Keri-Lynn Wilson is the founding conductor and music director of the Ukrainian Freedom Orchestra.

I’m in Lviv, rehearsing a concert to commemorate the first anniversary of Russia’s brutal invasion. The headline of our concert poster reads “In Memory of the Invincibles,” dedicated to those who have died and to the indomitable will of the Ukrainian people. And that resolve is how and why Ukraine will win this war: by refusing to accept anything other than victory.

Ukraine will never give up the fight for its freedom and, by extension, for a democratic world. Although I’m Canadian by birth, my maternal great-grandparents immigrated to Winnipeg from the Ukrainian city of Chernivtsi, near the Romanian border, in the early 1900s. They were part of a wave of immigrants that settled in the plains of Canada in search of a better life. As a little girl, I was exposed to my cultural heritage, each winter dressed in Ukrainian folkloric costumes on holiday feast days.

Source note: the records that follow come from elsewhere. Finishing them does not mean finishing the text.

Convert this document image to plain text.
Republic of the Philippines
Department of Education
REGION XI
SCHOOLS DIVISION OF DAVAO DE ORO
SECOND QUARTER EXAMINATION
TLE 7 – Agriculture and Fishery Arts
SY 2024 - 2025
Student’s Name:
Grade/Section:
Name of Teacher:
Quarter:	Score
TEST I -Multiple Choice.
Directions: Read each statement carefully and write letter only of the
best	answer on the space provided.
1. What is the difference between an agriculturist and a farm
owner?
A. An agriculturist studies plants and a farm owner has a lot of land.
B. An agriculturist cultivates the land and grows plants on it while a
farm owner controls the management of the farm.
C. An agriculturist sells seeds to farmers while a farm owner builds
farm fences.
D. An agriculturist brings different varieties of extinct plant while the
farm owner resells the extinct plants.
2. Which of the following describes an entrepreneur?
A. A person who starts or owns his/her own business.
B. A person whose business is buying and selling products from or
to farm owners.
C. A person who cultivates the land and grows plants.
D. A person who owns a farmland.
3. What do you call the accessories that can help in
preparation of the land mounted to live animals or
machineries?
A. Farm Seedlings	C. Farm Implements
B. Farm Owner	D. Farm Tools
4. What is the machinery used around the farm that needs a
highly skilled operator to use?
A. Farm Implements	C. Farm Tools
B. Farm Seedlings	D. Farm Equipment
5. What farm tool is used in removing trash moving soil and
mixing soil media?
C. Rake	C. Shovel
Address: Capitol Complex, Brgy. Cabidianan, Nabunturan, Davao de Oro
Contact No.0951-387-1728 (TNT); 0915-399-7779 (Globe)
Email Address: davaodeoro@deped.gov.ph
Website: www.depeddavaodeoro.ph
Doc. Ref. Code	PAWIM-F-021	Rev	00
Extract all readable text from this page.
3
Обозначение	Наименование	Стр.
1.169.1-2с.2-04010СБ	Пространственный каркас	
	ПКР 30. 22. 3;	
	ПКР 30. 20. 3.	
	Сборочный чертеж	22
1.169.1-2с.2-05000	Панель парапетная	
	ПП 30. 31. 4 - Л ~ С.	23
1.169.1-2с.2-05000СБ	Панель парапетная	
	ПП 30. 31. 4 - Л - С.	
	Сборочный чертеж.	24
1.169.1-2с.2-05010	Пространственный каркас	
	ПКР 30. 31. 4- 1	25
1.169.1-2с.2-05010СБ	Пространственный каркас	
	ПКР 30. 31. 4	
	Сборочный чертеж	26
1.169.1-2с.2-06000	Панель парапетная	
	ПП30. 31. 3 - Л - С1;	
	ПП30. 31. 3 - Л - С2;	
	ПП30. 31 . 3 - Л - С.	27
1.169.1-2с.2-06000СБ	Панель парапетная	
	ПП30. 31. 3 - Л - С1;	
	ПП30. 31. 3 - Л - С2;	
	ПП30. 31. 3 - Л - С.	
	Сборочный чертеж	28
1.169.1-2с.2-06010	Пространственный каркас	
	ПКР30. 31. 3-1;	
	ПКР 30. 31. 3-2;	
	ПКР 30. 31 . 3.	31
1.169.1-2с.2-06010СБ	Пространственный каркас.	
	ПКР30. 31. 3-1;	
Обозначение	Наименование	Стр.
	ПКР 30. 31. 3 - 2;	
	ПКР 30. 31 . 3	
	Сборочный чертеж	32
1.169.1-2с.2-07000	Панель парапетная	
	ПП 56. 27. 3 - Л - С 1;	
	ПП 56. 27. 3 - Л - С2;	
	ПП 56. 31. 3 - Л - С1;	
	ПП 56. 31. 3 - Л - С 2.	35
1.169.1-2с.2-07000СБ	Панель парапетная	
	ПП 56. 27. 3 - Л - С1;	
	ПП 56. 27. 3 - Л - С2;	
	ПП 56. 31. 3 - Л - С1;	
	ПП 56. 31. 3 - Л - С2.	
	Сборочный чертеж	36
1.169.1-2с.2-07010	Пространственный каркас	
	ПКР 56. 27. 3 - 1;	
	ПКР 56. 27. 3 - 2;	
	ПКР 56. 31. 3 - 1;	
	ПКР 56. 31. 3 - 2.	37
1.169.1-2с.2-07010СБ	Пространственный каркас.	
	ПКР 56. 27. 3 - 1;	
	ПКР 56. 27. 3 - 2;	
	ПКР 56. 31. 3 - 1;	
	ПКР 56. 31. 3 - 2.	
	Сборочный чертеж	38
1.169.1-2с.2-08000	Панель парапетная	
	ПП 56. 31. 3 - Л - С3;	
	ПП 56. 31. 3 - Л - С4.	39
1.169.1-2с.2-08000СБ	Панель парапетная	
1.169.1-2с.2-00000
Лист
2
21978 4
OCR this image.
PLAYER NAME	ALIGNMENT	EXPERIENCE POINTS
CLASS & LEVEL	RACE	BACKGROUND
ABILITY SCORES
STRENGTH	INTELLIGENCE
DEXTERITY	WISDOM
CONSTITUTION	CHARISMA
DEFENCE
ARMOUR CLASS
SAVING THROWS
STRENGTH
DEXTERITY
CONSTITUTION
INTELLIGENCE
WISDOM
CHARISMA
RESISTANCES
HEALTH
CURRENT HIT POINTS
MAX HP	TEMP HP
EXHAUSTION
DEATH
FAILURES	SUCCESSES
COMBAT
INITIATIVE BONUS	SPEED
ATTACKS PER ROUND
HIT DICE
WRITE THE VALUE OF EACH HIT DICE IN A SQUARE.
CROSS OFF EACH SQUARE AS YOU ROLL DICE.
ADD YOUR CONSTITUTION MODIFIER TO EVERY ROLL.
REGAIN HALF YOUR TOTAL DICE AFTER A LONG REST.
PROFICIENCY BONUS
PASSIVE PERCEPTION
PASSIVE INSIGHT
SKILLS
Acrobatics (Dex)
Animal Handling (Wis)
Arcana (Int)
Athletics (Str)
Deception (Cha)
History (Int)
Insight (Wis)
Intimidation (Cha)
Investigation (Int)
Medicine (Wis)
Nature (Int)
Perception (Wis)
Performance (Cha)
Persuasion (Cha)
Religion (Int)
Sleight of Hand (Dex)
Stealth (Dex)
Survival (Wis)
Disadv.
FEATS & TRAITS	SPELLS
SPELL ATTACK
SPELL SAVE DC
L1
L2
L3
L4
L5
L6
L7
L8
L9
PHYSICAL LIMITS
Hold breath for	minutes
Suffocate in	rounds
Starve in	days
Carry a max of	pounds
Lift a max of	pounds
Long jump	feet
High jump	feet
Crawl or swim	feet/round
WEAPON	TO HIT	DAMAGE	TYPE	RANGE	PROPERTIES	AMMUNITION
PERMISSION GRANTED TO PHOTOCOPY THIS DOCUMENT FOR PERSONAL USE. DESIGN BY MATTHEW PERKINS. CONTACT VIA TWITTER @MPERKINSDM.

When I became a conductor, I remained interested in my Slavic roots. I learned Russian, briefly conducted in Kyiv two decades ago, and then became a frequent guest conductor of the historic Bolshoi Theatre in Moscow. But with the start of the invasion, I turned my back on Russian government-backed institutions like the Bolshoi. Instead, I sought out long-lost relatives in Ukraine and was reunited – initially through the internet – with my distant cousin Nadia, a high-school teacher in Chernivtsi.

Like so many Ukrainians, Nadia volunteered to join the war effort. She drove supplies to the front lines and sewed camouflage clothes for the troops while continuing to teach through blackouts and bombings.

Nadia’s brother, Andriy, was a painter and professor of journalism in Chernivtsi before the war began. In 2014, when Russia began the conflict in Donbas, and with the illegal annexation of Crimea, Andriy traded his paintbrush for a rifle. He is now a high-ranking officer, commanding troops on the eastern front.

According to Nadia, harrowing experiences on the front lines have visibly aged her 45-year-old brother. But he has never wavered. Nadia and Andriy are two of the reasons why Ukraine will win the war. Like their millions of comrades, they are the invincible resistance to Vladimir Putin’s monstrous attacks. They are the heart and soul of Ukraine.

The fight for Ukraine’s freedom inspired me to join the battle on the cultural front. Less than a month after the invasion, I began plans to form the Ukrainian Freedom Orchestra, an ensemble of 74 leading Ukrainian musicians from different orchestras and opera companies inside Ukraine and abroad. We are Ukraine’s soldiers of music, defending Ukraine’s cultural legacy through our performances in the capital cities of the world, while Mr. Putin’s cultural propaganda machine sputters. Many of Russia’s leading artists have fled, repulsed by Mr. Putin’s soulless oppression.

When the Soviet Union was invaded by Hitler during the Second World War, it was forced to defend its territory. During the siege of Leningrad, faced with a blockade and starvation, the Russian people rose up and defeated Hitler against all odds. That was a noble fight for their freedom, and that’s why they eventually prevailed. In this war, Russians don’t know what they are fighting for, while Ukrainians are defending the very existence of their country.

The Russian forces are no match for the heroic forces of the Ukrainian people. Whether it is this spring or the next, Ukraine will win. And I look forward to some day conducting a “Concert of the Invincibles” at the Kremlin in celebration of Ukraine’s ultimate triumph and the regime change in Russia that most surely will follow Mr. Putin’s defeat. Slava Ukraini!